C’est quelquefois difficile à expliquer, car l’Évangile a été écrit il y a, deux mille ans, dans un contexte très différent de celui d’aujourd’hui. Un contexte rural, difficile à percevoir dans notre monde urbain.
L’Évangile se vit aujourd’hui, en pleine vie. Il est vécu par des enfants, des femmes, des hommes, de toutes conditions, de tous âges, dans le monde entier. Ils sont comme de petites lumières qui brillent dans la nuit.
Pourquoi les Évangiles conservent-ils leur force aujourd’hui ?
Les paroles de l’homme de Nazareth ont une puissance qui nous ébranle.

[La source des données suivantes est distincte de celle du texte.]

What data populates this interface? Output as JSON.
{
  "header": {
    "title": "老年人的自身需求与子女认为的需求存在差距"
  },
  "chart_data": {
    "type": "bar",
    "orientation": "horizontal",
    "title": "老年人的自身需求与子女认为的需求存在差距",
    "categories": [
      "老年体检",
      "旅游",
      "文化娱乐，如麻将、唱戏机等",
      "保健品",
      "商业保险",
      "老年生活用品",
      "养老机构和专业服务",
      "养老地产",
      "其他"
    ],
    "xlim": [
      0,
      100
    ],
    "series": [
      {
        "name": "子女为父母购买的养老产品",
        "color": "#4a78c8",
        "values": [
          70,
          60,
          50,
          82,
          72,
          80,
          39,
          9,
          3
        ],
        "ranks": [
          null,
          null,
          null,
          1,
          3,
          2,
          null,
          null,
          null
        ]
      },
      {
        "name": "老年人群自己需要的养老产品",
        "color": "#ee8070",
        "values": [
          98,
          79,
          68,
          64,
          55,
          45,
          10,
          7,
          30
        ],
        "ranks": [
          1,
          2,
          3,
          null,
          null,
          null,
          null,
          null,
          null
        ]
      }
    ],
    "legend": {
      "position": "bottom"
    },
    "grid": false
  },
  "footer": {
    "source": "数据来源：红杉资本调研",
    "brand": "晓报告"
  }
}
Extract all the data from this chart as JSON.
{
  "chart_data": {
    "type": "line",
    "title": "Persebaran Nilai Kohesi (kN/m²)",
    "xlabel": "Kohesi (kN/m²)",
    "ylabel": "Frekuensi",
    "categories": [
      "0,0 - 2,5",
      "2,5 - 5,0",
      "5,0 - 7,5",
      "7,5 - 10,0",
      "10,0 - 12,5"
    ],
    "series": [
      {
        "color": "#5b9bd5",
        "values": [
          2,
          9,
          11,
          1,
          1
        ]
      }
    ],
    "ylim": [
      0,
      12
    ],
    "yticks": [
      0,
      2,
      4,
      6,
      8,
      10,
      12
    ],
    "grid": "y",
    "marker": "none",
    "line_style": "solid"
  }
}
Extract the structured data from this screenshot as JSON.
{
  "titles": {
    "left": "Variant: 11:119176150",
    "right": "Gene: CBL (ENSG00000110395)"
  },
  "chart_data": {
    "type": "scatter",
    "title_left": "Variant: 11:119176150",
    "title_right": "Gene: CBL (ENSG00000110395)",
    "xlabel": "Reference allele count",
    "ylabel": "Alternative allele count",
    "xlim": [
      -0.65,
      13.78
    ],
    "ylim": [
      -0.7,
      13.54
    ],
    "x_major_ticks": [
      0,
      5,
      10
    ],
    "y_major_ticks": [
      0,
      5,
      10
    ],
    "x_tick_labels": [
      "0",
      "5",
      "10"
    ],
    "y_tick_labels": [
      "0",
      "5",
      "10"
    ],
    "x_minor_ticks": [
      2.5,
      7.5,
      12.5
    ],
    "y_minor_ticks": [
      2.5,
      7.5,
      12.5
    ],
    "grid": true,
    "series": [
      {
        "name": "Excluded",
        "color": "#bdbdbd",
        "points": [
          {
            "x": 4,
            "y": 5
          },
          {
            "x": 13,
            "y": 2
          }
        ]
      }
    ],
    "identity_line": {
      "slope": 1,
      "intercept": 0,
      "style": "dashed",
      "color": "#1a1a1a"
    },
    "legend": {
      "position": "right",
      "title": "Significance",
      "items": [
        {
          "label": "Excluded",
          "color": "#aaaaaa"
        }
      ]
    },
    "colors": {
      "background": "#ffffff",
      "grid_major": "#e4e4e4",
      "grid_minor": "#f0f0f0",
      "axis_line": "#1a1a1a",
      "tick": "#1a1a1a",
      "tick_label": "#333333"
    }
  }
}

L’homme qui est l’envoyé du Père prononce des paroles qui font corps avec ce qu’il vit et ce qu’il fait. Ce sont des paroles créatrices de vie, de sens, de pardon, d’ouverture. Aujourd’hui, des femmes et des hommes continuent de croire que Jésus est vivant de la vie de Dieu, qu’il est ressuscité.
Mais on ne sait pas très bien ce que veut dire le mot…
Dès maintenant nous sommes appelés à être des vivants avant la mort. Nous savons que nous sommes passés de la mort à la vie quand nous aimons nos frères, dit saint Jean. C’est l’amour qui gagne dans nos vies.
L’amour qui gagne, ce n’est pas une exclusivité des chrétiens, c’est quelque chose que d’autres peuvent exprimer et vivre…
Réjouissons-nous de voir que l’amour se répand, se communique partout comme un feu. Ce sont des petites lumières qui brillent dans la nuit.
Le rôle des Églises ne devrait-il pas être surtout d’accompagner celles et ceux qui cherchent ?
Le rôle de l‘Église est de se porter là où des enfants, des femmes et des hommes sont maltraités, délaissés, exclus. C’est le signe du Royaume de Dieu qui vient parmi nous. L’Église n’est jamais elle-même sans les pauvres.